Even though the network first approached the county about purchasing the property a year ago, it wasn't until January that a sale was put on the fast track. That's after the county unsuccessfully sought to pay no more than $1.5 million for it. The negative reaction to a $2.5 million purchase should not have surprised the council. Too many questions were left unanswered to warrant what is probably a premium price for this unsuccessful industrial park, including the network's specific plans for marketing the property going forward.
Many of the questions still remain unanswered. The council's decision Feb. 14 to delay for 60 days a third and final vote on the purchase and to review the county's overall economic development approach was welcome. The fact that we're now talking about the network's turning over the deed in lieu of foreclosure and negotiating a lower price with the banks makes it clear the county was moving too fast on the purchase.

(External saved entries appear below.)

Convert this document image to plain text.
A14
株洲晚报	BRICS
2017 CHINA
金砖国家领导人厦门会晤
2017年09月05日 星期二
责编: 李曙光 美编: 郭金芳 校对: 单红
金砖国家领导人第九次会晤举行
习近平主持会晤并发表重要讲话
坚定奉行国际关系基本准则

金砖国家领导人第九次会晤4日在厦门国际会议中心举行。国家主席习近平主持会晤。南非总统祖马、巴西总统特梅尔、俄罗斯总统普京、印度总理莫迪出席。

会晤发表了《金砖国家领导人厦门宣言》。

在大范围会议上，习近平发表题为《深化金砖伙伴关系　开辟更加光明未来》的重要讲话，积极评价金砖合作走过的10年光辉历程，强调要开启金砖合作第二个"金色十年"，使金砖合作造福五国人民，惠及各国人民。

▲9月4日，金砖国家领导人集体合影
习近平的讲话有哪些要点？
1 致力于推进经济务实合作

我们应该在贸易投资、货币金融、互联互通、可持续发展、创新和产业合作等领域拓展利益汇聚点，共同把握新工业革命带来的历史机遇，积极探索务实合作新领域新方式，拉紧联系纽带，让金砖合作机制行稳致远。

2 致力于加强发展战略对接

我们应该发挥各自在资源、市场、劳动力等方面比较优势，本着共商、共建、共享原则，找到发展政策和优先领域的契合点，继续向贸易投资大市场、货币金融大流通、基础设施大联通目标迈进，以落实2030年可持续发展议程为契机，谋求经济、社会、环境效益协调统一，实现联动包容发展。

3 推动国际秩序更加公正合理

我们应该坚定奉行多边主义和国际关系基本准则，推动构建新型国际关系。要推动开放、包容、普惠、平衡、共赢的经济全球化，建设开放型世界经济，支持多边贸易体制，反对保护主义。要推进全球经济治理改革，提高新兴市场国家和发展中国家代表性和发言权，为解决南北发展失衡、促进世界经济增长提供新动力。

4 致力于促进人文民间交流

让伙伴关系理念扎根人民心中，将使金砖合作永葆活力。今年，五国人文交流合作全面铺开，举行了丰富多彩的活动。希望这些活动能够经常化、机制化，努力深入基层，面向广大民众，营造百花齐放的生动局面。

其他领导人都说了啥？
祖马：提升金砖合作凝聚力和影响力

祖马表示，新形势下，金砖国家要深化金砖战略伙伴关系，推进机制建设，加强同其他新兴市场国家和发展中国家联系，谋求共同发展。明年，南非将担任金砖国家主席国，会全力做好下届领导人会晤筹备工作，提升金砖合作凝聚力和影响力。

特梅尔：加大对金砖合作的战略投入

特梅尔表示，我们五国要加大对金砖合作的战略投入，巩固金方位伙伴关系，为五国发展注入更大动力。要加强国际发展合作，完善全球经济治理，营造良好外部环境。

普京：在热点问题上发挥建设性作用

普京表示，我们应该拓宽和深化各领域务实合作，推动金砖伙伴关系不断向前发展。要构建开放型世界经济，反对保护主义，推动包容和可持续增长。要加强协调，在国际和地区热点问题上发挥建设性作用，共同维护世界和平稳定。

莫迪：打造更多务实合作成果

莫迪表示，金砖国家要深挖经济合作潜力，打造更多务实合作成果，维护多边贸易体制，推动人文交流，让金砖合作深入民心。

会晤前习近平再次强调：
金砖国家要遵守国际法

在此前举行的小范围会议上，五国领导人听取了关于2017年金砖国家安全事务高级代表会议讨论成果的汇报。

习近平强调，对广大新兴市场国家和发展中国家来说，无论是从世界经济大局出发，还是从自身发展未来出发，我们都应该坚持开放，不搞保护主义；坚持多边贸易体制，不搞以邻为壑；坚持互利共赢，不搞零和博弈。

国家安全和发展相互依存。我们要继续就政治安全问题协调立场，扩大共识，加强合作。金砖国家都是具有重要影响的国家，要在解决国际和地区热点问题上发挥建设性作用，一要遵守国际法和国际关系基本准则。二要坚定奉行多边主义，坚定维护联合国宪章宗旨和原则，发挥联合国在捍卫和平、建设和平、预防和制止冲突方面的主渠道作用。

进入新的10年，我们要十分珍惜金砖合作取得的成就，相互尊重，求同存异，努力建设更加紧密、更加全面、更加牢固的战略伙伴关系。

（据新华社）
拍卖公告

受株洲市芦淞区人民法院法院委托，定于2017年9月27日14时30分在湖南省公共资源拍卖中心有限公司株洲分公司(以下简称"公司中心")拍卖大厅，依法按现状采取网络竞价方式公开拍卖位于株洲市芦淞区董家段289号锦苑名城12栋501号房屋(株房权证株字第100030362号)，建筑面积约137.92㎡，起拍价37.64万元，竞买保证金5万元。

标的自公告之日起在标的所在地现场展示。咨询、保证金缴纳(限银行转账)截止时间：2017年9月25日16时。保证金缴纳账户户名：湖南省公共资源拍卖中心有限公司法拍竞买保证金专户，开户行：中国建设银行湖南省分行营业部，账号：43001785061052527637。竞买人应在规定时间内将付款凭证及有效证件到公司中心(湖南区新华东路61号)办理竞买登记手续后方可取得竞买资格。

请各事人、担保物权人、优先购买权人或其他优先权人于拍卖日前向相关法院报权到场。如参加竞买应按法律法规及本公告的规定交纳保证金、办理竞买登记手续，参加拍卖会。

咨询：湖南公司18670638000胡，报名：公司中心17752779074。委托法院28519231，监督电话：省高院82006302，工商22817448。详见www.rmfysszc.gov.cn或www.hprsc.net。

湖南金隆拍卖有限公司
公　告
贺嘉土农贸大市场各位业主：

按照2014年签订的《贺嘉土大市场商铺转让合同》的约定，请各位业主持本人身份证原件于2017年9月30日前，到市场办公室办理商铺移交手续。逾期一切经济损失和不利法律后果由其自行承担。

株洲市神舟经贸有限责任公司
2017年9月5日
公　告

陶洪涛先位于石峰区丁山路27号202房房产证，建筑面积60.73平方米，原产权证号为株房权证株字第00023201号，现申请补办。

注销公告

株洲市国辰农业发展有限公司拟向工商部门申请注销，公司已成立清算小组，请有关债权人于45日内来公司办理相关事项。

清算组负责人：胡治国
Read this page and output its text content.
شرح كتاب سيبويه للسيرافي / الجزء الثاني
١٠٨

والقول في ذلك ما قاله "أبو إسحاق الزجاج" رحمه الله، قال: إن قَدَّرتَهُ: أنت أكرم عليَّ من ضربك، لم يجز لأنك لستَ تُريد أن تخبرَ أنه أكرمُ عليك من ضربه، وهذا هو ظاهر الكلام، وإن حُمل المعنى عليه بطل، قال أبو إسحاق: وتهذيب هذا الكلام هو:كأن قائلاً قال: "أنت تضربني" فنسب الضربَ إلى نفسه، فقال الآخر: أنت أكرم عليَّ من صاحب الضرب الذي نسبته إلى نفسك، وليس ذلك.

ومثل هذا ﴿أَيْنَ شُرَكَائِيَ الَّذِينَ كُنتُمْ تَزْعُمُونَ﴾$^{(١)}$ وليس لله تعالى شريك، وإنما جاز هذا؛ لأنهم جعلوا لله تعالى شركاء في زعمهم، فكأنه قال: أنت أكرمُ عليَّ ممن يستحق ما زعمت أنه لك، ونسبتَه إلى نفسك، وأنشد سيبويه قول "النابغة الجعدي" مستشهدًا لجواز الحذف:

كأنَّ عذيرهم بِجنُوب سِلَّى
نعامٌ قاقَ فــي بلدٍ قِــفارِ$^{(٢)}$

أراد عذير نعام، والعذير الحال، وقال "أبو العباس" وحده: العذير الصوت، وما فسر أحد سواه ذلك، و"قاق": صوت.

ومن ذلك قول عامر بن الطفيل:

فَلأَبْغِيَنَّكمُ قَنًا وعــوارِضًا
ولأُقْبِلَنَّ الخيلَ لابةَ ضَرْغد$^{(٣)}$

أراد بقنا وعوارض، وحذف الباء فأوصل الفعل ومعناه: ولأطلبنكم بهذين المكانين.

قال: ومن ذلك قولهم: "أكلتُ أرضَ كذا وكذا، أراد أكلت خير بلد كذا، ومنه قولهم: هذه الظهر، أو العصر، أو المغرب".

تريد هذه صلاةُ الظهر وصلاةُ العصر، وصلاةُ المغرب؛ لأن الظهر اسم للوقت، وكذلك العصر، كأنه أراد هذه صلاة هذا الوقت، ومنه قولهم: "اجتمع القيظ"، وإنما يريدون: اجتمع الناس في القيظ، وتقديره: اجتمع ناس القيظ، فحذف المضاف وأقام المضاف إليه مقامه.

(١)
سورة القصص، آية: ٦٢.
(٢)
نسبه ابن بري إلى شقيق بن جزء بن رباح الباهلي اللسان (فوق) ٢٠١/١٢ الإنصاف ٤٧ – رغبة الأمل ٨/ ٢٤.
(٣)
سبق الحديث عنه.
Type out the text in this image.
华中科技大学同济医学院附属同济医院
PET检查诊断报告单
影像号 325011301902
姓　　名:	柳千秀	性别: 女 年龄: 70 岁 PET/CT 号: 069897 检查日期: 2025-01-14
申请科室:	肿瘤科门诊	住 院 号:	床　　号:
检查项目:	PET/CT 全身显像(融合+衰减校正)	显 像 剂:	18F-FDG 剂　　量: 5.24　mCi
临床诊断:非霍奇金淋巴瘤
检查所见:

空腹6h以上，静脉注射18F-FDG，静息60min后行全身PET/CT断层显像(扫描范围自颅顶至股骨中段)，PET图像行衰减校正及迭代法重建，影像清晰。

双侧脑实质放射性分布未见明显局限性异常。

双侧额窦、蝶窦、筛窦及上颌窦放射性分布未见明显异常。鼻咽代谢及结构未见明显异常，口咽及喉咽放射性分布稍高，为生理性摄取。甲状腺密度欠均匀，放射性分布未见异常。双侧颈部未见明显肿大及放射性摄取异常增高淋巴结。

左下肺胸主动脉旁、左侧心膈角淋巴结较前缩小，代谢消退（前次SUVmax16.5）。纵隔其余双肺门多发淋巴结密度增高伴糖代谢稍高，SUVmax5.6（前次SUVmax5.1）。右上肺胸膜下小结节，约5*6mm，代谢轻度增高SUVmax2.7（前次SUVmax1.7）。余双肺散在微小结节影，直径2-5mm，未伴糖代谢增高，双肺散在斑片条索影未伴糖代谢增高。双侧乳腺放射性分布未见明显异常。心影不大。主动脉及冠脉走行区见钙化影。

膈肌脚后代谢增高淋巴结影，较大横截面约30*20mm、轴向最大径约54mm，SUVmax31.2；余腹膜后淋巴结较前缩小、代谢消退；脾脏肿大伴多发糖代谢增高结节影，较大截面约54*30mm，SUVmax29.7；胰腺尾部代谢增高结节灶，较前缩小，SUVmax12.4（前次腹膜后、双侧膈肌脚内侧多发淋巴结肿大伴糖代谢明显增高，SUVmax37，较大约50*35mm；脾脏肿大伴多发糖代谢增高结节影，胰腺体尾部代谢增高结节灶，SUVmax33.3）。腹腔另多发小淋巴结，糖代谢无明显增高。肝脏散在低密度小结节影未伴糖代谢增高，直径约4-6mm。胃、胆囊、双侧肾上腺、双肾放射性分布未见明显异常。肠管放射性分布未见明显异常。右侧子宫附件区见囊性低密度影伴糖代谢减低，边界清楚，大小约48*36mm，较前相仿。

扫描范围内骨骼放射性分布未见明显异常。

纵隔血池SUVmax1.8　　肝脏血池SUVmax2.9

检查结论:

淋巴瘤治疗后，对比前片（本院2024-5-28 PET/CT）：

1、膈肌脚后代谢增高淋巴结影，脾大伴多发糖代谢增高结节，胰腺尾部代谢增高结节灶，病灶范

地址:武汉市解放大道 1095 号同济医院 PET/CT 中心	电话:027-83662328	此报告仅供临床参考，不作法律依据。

Now the council should resolve to make no purchase decision before that review is completed -- even if that comes after the 60 days is up. The industrial park issue is just one piece of the economic development puzzle, and it should not be dealt with in isolation. And given that County Council Chairman Weston Newton only appointed a committee of five business people to take up that review on Feb. 24, an April vote on buying the property might still be rushing things. A new, independent appraisal of the property should come before the 60 days is up, county administrator Gary Kubic has said.
The network board also was smart to express "enthusiastic support" of the county's plan to review its economic development approach at its Feb. 25 meeting. As we've stated before, network officials should welcome the opportunity to discuss their efforts and set new goals and priorities. In fact, they are obliged to do it, given their reliance on taxpayer support from Beaufort County and the other government entities that participate in the network, including the towns of Hilton Head Island, Bluffton and Port Royal and the city of Beaufort.
The people appointed to the review committee are Joe Fraser, president of Fraser Construction; Richard Gray, founder of Grayco; Gary Horn, market president of Coastal Banking Co.; Don Ryan, CEO of CareCore National, who sits on the network board; and David Tigges, CEO of the McNair Law Firm and chairman of the Hilton Head Island-Bluffton Chamber of Commerce, which also has a seat on the network board.
We expect a very thorough and public review of the network's activities over the past decade and a very public discussion about economic development in general. The review should include detailed financial reports for the 10 years the economic development group has existed and a thorough accounting of jobs created as a direct result of its efforts.
We might be getting a lot for our money, but until we have more information, we won't know for sure.